De fait, les accusations formulées par des salariés ou ex-salariés de Districoupe, la filiale de Buffalo Grill spécialisée dans l'achat et la répartition de la viande dans les différents restaurants, ont eu un effet désastreux pour le groupe. La fréquentation des restaurants a chuté de 40% depuis la mi-décembre et Buffalo Grill annonce un manque à gagner de 3,5 millions d'euros sur le chiffre d'affaires de 2002. Les consommateurs sont devenus extrêmement méfiants depuis la multiplication des scandales liés aux fraudes alimentaires et particulièrement pour tout ce qui touche à la maladie de la vache folle et sa variante humaine, la maladie de Creutzfeldt-Jakob. Toute information et même toute rumeur se traduit par des changements massifs de comportement. La médiatisation forte accordée ces dernières années aux questions de consommation pousse en ce sens.

6 000 emplois en jeu

En ce qui concerne l'affaire Buffalo Grill il a été reproché à la presse de relayer, sans discernement, les accusations. Les journalistes répliquent que les bribes d’informations qu’on consent à leur distiller sous couvert de confidences sont effectivement souvent partielles, voire partiales. Les maladresses de la direction du groupe n'ont pas contribué à améliorer la situation. Jouant dans un premier temps le silence, Christian Picart, PDG de Buffalo, a ensuite affirmé que ses restaurants n'avaient jamais vendu de viande britannique, ni avant, ni après l'embargo. Il a dû convenir peu après que cette affirmation était excessive au moins pour ce qui concerne la période précédant l'embargo.

Le risque pour le groupe, bien que pour l'instant la justice ne se soit pas prononcée, est suffisamment élevé pour que les 6 000 salariés s'inquiètent de leur emploi. Fait rare, ils se sont même livrés, il y a peu, à une manifestation de soutien à leur patron. Le groupe Buffalo Grill comprend 260 restaurants en France et en Europe pour un chiffre d’affaires, en 2001, de 275 millions d’euros. Jusqu’en décembre 2002 c’était une entreprise en pleine expansion, triplant ses bénéfices entre 2000 et 2001.

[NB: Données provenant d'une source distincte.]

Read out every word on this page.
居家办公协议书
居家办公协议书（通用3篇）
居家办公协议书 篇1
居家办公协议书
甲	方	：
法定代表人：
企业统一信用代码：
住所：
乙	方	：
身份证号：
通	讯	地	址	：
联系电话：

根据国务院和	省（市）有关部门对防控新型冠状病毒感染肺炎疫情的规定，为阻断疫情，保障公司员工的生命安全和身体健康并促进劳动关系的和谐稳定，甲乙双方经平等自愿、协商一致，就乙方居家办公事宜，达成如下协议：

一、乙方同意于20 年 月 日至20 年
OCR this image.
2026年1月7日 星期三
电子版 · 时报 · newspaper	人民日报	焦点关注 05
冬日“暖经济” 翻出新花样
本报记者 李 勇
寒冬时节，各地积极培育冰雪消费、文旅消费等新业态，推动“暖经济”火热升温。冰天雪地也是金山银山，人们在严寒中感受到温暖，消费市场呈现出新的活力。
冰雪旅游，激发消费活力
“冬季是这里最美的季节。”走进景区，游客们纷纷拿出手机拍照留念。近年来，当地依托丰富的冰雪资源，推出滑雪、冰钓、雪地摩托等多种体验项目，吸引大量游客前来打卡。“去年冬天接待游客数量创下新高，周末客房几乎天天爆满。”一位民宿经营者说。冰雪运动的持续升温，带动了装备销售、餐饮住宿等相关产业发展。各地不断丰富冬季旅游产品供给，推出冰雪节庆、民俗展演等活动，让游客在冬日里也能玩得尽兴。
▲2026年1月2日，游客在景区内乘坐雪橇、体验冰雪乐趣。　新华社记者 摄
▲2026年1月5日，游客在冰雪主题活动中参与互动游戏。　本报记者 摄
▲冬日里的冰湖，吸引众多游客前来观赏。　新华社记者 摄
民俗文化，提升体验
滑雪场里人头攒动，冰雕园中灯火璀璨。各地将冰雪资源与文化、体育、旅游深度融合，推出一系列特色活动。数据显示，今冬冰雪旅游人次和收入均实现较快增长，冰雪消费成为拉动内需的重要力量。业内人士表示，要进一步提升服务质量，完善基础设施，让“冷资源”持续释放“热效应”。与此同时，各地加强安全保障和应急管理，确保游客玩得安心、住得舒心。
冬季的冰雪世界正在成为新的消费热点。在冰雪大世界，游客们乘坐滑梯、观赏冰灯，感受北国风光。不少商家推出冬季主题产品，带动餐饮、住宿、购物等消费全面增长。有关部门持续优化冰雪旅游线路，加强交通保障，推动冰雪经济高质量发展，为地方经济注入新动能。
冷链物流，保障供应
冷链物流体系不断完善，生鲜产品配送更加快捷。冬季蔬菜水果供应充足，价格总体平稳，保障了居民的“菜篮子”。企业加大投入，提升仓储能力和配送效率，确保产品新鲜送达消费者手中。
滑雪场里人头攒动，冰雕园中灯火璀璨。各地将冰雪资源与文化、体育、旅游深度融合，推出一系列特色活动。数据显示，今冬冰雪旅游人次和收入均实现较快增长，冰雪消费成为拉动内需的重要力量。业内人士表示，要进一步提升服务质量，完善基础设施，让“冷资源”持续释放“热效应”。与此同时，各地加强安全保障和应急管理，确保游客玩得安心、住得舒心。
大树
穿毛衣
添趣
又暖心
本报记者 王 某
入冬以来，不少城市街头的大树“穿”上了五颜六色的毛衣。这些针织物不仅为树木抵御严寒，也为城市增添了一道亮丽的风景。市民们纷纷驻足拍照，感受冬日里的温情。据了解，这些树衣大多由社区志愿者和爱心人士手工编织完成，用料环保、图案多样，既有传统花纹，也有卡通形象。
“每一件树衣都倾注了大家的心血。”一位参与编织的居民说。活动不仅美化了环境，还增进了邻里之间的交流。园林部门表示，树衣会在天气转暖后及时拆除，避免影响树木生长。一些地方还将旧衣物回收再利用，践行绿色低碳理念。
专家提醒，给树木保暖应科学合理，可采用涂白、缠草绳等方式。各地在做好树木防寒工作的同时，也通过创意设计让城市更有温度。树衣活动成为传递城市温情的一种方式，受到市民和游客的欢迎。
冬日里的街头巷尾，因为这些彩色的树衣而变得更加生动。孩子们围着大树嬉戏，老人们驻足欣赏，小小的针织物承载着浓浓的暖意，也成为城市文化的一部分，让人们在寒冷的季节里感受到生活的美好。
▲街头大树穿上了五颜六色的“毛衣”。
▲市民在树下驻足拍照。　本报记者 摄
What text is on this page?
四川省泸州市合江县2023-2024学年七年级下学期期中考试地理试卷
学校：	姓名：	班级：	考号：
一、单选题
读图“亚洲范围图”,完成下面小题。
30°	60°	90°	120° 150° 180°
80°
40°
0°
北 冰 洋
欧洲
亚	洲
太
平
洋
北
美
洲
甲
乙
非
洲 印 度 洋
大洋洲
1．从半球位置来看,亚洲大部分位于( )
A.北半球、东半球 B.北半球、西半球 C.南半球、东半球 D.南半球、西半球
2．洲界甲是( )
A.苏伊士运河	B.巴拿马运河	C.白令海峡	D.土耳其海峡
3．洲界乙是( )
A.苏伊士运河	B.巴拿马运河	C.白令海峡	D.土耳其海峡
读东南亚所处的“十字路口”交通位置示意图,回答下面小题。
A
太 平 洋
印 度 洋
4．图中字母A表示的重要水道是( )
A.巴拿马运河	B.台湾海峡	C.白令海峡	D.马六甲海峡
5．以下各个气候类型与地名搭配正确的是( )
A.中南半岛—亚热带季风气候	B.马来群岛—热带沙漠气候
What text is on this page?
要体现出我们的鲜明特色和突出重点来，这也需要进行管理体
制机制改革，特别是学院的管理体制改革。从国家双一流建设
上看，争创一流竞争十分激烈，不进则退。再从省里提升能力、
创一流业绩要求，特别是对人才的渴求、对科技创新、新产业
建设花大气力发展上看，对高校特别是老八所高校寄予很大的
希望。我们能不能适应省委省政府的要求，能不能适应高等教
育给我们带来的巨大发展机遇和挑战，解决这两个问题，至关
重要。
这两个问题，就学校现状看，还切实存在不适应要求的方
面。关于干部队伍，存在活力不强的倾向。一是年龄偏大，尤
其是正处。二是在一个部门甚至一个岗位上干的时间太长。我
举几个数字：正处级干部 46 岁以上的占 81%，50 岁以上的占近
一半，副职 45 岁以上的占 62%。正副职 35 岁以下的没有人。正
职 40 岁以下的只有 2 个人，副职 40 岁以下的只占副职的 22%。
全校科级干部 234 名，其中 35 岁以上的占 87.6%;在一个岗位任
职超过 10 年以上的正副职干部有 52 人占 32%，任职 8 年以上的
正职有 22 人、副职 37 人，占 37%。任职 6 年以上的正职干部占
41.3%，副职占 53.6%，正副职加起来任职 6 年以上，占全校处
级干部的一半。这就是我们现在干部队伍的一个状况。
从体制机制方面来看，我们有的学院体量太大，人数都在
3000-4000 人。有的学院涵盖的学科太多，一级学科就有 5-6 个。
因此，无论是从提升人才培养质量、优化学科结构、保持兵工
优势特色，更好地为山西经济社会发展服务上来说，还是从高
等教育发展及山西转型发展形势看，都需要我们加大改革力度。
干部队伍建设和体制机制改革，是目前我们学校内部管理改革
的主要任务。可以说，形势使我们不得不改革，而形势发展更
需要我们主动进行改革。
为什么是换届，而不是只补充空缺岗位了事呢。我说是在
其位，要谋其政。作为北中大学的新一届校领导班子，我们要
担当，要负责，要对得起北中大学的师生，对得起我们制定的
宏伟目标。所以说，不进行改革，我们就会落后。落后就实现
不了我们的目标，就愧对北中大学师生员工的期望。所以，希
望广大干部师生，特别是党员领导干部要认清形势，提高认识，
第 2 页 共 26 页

Le 18 décembre la Commission des opérations de Bourse (COB) suspendait la cotation de Buffalo Grill en raison de la panique consécutive à l’arrestation du PDG du groupe. Le titre avait alors théoriquement perdu 90% de sa valeur. Les cotations ont repris le 8 janvier et la perte à tout de même atteint 44%. Avec la financiarisation de l’économie, le face à face sans intermédiaire qui oppose désormais les entreprises aux marchés financiers les expose de plein fouet. Pour le quotidien économique Les Echos «Il ne fait pas confondre liquidité et liquidation. Si le marché a pour première mission d’assurer la liquidité des titres cotés, il faut savoir éviter les mouvements irrationnels source de spoliation». Pour Buffalo Grill il est peut-être déjà trop tard.